Resveratrol: The New Weight-Loss Supplement?
Antioxidants in Pill-Form
Stepping, Spinning, Pilates, dance: Rebecca Visconti, 29, is no stranger to staying fit, but soon after she started her current job, her gym time suffered. "My workday begins at 7 a.m., and I stay up longer than I should to see my husband, who comes home late from his job," says Rebecca, an analyst for an Internet technology company in Dallas. "I needed more energy to get back to working out." One day while browsing the Web, she stumbled upon an online news segment about resveratrol. This antioxidant compound, found naturally in wine, grapes, blueberries, cranberries, and peanuts, was now available in a supplement form, said the report, and could boost energy, maintain body weight, and increase muscle endurance.
Intrigued, Rebecca did some more research and eventually ordered a bottle of resveratrol. Once it arrived, she eagerly popped the pill, and one the next day and the next. Within a week of her starting her new morning ritual, her energy improved. "It feels like a caffeine rush," she says. "I'm more alert and awake." Her motivation has skyrocketed too. "I used to be dedicated to my workouts for a week or two, then start to slack off. Since I began taking resveratrol, my drive to exercise has remained much higher." She's also been able to increase the intensity of her workouts without feeling tired.

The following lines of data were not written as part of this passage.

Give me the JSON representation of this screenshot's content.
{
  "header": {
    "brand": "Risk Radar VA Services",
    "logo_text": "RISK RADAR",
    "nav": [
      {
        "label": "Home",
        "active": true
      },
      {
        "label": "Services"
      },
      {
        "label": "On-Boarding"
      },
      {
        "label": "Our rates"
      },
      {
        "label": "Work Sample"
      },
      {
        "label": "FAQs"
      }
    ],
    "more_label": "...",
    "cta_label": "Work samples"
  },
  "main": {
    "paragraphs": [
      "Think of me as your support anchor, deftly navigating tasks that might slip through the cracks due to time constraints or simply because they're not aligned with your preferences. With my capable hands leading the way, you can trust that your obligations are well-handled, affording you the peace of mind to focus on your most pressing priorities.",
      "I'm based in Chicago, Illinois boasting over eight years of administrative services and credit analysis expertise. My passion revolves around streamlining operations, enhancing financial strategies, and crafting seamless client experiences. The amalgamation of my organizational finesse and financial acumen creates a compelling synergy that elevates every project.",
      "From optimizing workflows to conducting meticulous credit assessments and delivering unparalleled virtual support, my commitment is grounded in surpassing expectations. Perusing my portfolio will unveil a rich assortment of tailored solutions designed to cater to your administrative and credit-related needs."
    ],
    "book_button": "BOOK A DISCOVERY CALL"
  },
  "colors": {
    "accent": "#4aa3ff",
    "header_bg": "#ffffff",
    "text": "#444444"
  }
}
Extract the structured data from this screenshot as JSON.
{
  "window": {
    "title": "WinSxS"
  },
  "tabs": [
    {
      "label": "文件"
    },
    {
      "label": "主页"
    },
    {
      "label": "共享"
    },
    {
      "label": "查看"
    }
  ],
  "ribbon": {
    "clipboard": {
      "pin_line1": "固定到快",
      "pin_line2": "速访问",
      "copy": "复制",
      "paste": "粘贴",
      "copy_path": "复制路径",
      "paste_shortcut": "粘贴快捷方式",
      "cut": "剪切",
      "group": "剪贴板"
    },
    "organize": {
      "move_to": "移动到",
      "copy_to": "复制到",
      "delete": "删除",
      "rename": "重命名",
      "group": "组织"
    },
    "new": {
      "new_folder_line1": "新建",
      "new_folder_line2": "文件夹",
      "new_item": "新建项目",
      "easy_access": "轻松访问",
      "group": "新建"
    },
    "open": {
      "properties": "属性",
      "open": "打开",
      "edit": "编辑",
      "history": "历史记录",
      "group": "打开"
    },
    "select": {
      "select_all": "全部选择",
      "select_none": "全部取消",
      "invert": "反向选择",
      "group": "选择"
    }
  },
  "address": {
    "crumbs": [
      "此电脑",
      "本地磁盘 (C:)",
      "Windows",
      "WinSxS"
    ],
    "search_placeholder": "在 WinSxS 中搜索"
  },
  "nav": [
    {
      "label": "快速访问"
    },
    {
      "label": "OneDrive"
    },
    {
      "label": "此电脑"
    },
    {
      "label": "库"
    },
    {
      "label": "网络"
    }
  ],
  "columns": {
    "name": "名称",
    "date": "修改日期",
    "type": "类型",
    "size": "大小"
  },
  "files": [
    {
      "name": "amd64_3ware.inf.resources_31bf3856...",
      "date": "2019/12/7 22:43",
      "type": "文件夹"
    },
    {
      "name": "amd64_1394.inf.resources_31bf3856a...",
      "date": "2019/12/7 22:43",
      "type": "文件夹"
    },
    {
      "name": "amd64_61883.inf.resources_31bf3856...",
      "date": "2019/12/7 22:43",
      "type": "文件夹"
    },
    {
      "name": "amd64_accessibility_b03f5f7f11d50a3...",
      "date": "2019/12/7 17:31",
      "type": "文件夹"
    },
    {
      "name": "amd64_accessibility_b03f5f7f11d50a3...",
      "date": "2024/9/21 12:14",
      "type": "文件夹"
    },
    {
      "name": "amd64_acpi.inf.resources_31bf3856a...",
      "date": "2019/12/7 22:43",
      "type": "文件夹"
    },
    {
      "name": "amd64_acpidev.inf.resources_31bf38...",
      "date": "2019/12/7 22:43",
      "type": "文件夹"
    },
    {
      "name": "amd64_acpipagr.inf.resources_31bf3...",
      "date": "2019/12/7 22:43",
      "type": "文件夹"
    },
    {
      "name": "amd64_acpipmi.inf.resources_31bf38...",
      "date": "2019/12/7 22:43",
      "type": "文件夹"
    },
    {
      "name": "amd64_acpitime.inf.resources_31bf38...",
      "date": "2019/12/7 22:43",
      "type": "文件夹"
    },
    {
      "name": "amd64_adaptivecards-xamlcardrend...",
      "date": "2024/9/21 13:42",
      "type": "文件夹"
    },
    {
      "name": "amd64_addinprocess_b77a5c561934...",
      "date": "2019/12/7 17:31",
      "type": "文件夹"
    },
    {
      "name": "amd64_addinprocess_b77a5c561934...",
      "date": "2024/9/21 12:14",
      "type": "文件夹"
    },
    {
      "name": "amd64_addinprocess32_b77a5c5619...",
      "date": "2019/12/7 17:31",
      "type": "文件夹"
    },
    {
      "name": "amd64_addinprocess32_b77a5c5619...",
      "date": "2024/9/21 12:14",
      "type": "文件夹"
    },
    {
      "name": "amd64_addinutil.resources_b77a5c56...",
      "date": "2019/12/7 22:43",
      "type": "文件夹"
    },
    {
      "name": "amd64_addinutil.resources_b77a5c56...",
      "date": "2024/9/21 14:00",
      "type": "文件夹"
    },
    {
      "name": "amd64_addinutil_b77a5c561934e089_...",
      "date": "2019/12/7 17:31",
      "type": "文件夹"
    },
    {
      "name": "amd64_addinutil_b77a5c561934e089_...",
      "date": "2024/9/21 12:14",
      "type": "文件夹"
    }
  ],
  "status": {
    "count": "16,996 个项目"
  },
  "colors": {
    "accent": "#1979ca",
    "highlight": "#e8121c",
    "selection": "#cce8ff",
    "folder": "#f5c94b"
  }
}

"I'm definitely in better shape than I was before taking resveratrol," she says. "I have greater muscle tone and endurance." Of course, Rebecca isn't sure whether to credit her power surge to the supplement, the conditioning from her tougher workouts, or the placebo effect. "What I do know is that without this boost in energy, I couldn't handle my new exercise routine," she says.A Budding Trend
Rebecca is part of a fast-growing group of women who have turned to resveratrol to enhance their already healthy lifestyles. Sales of the recently popularized supplement are estimated to be upwards of $30 million annually, according to the Nutrition Business Journal. Resveratrol is now one of the top five best-selling supplements available at the Vitamin Shoppe, a national chain of health and wellness stores, with purchases having more than doubled between 2008 and 2009. Much of the initial excitement about the supplement revolved around its potential to expand longevity and its promise to lower the risk of heart disease, type 2 diabetes, a variety of cancers, and age-related problems like cataracts and bone loss. Today, however, among the ongoing medical explorations, one of its most immediate possibilities lies in the realm of fitness. "Looking at the research so far, though more is needed, resveratrol has unprecedented promise for improving people's physical endurance and helping them control their weight," says James Smoliga, PhD, assistant professor of exercise physiology at Marywood University in Scranton, Pennsylvania. Resveratrol is a source of high hopes, though much about it remains unknown.
"Even though I'm leery when I hear something described as a panacea, I feel very positive about recommending resveratrol because of the research behind it," says certified trainer Rob Smith, founder of the Body Project, a Minneapolis-area personal-training studio.
Yes, there is a plethora of research, but most of it is on animals. What these studies have shown, however, is encouraging: Resveratrol appears to activate enzymes that help muscles use oxygen more efficiently, a performance enhancement known to runners as higher VO2 max. (In simplified terms, the higher your VO2 max, the lengthier and more intense the workout you can handle.) "When you process energy more efficiently, you increase endurance," Smoliga says. "I take it myself and definitely have more stamina because of it," says Smith, who estimates that 40 of his clients also take the pill. "I can see that they're able to push themselves further than before."